PELLEY: Where does it come from? Do you just print it?

POWELL: We print it digitally. So as a central bank, we have the ability to create money digitally. And we do that by buying Treasury Bills or bonds for other government guaranteed securities. And that actually increases the money supply. We also print actual currency and we distribute that through the Federal Reserve banks.


He's just incredibly confused because central banks officials avoid saying the word "money printing" or "creating money" so that the public doesn't panic or accuse them of creating something out of nothing. Instead they use technical words like "Quantitative Easing" and "Asset Purchases" and then dumbasses like him buy into the wordplay whole heartedly.

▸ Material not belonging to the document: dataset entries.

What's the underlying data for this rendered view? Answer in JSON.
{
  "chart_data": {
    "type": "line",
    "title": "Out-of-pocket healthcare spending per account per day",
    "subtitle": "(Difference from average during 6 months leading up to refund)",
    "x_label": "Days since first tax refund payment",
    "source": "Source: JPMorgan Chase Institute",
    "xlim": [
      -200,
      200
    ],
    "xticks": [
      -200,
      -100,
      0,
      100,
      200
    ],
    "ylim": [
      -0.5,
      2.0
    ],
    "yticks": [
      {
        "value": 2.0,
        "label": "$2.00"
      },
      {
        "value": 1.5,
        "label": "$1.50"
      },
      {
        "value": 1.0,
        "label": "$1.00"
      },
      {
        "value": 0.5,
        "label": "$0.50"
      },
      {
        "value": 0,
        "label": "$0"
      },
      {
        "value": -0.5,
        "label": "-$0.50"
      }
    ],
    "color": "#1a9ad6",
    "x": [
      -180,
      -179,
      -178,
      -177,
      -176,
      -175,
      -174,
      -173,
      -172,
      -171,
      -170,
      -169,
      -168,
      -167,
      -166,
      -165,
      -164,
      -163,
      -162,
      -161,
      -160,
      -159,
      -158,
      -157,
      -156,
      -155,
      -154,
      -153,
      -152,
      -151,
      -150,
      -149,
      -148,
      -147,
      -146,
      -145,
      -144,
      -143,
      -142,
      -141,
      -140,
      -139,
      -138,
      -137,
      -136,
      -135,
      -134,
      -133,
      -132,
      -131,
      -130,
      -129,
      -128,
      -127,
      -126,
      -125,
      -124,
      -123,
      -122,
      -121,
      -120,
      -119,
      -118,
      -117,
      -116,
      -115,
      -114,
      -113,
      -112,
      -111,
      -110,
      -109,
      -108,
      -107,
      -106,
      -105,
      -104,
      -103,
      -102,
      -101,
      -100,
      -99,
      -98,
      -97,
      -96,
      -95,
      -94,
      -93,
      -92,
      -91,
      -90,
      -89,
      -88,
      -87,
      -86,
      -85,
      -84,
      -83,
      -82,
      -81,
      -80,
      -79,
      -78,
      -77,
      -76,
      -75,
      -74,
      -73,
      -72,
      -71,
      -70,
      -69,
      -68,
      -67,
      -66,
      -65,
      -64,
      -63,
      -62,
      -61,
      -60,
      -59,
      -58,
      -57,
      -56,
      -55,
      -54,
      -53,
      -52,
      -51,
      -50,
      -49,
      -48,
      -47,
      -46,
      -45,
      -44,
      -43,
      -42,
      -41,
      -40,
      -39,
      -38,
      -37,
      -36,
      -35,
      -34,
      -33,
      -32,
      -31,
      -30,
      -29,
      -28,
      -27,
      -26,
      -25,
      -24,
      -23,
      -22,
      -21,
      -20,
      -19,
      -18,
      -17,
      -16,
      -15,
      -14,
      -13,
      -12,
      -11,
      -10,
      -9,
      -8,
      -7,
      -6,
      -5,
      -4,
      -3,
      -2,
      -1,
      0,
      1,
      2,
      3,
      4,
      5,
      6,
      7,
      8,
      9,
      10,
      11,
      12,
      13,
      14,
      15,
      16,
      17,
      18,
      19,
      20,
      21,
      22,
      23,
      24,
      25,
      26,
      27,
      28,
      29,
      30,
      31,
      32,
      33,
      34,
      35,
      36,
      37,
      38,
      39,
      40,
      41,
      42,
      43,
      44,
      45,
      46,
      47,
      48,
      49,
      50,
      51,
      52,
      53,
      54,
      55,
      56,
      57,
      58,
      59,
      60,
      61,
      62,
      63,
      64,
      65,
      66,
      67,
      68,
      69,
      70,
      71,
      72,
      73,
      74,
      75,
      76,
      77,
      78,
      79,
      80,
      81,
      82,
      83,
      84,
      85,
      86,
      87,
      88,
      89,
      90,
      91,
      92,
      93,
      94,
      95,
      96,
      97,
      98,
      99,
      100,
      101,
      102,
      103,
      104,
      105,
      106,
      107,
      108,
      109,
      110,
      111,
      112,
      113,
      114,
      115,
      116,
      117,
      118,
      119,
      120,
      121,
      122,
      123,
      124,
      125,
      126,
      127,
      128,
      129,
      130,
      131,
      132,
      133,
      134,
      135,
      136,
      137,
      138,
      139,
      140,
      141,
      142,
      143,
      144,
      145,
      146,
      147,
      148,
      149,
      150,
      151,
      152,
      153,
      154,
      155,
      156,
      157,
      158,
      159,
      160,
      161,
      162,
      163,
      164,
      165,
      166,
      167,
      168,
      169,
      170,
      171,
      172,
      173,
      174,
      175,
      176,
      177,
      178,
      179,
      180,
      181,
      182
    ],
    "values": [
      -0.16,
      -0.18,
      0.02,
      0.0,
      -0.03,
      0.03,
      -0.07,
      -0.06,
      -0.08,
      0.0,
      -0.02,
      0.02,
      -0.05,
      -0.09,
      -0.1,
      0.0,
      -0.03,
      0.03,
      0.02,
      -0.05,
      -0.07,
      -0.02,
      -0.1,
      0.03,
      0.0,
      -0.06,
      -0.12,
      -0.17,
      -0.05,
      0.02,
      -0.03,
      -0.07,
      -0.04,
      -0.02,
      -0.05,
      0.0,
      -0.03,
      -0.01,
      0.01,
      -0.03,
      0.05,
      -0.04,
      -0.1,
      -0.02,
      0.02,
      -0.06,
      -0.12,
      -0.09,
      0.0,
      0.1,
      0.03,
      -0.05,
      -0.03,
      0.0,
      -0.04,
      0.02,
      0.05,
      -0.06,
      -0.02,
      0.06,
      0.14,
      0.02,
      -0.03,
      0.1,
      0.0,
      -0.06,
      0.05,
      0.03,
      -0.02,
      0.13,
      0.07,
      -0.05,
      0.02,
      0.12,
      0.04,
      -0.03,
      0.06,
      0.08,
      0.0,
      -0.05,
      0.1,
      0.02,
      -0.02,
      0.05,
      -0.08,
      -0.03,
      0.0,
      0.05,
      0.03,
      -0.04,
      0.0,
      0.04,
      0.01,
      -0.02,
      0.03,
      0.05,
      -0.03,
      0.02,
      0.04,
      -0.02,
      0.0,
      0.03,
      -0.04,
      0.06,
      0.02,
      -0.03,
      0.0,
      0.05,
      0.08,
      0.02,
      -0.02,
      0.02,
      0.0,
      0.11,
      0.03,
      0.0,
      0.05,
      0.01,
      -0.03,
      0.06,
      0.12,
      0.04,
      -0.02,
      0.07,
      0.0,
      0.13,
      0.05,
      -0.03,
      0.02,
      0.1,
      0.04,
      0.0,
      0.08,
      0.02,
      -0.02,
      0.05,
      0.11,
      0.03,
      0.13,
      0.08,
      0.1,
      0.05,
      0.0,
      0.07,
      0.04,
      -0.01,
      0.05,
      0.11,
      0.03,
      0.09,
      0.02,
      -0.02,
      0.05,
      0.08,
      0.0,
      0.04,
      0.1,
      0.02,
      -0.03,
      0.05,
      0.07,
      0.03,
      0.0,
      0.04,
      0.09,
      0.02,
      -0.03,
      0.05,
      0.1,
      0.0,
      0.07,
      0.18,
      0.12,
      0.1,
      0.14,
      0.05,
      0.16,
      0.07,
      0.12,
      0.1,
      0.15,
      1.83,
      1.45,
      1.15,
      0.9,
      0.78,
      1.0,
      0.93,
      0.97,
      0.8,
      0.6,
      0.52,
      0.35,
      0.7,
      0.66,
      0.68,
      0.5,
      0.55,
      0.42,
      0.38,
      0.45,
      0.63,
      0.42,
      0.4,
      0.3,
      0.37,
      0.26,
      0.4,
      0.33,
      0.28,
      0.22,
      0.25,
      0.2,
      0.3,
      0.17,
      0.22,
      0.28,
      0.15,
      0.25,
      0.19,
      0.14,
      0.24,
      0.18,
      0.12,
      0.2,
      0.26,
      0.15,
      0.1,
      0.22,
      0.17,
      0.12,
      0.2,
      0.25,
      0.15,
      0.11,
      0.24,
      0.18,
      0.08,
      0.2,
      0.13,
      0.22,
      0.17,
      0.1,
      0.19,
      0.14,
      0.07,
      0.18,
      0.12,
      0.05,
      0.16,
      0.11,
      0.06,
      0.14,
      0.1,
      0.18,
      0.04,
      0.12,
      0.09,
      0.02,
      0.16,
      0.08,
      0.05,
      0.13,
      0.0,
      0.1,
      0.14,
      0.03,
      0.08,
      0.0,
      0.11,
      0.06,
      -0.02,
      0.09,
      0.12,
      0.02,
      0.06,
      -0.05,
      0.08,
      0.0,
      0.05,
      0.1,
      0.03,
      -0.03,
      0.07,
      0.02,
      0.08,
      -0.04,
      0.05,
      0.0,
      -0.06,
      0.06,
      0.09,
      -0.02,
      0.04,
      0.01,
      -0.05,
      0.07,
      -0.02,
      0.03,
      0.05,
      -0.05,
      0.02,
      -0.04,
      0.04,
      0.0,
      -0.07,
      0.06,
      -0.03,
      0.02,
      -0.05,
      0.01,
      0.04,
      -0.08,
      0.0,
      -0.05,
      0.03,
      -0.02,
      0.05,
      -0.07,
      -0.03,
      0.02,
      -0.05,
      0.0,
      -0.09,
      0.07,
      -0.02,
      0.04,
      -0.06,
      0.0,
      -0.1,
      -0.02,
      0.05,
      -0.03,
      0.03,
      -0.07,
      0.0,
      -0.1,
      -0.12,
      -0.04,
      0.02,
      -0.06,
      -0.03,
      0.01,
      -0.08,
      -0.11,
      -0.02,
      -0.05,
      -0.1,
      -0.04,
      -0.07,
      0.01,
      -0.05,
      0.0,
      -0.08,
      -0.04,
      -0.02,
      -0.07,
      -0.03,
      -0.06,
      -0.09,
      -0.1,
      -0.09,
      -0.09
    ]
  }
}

Scottie even in that video you linked me you stopped short of the next sentence which says:

NARRATOR: But by law, Chairman Powell's Federal Reserve can only lend money that must be paid back.

Which is what I've been telling you.

Powell was providing a simplification, an analogy, so that folks such as yourself without a meaningful background in economics can understand. Obviously he did an insufficient job, and I strongly suspect this clip was out of context.


No, you seem particularly focused on a technical detail concerning the flow of money rather than the larger theme at play; that is, the value of money is at the whims of the central bank. I'm imagining those who lived to see the Zimbabwe dollar devalue from dollars to trillions of dollars would have a hard time believing you when you say central banks can't create money.

Furthermore, there are some that believe an interest rate should be determined by markets rather than policy makers.

And on the personal note, I have a minor in economics, my bachelors was finance. Economics is a broad subject, and even if you study monetary policy at the undergraduate level, the mechanics of central bank asset flow is not a subject well covered. But hey, thanks for the elitism and insulting the 99.99999% beneath you.


Sod the people who use and value it, this is literally the future of the planet.


Fentanyl has value to some people. But it kills them and some people keep making more.


Fentanyl actually has medical value, it's used as part of anesthesia. [1]

[1] https://www.uofmhealth.org/health-library/d00233n1


I could make a statue out of my feces and look at it every day and be happy about it, giving it some value, but it's still a heap of shit.


And they are all sociopaths who would boil the planet so that they can gamble and scam people.

Fuck them. Seriously, fuck them. Ban bitcoin, smash every bitcoin mining rig. The world will be better in every way the next day.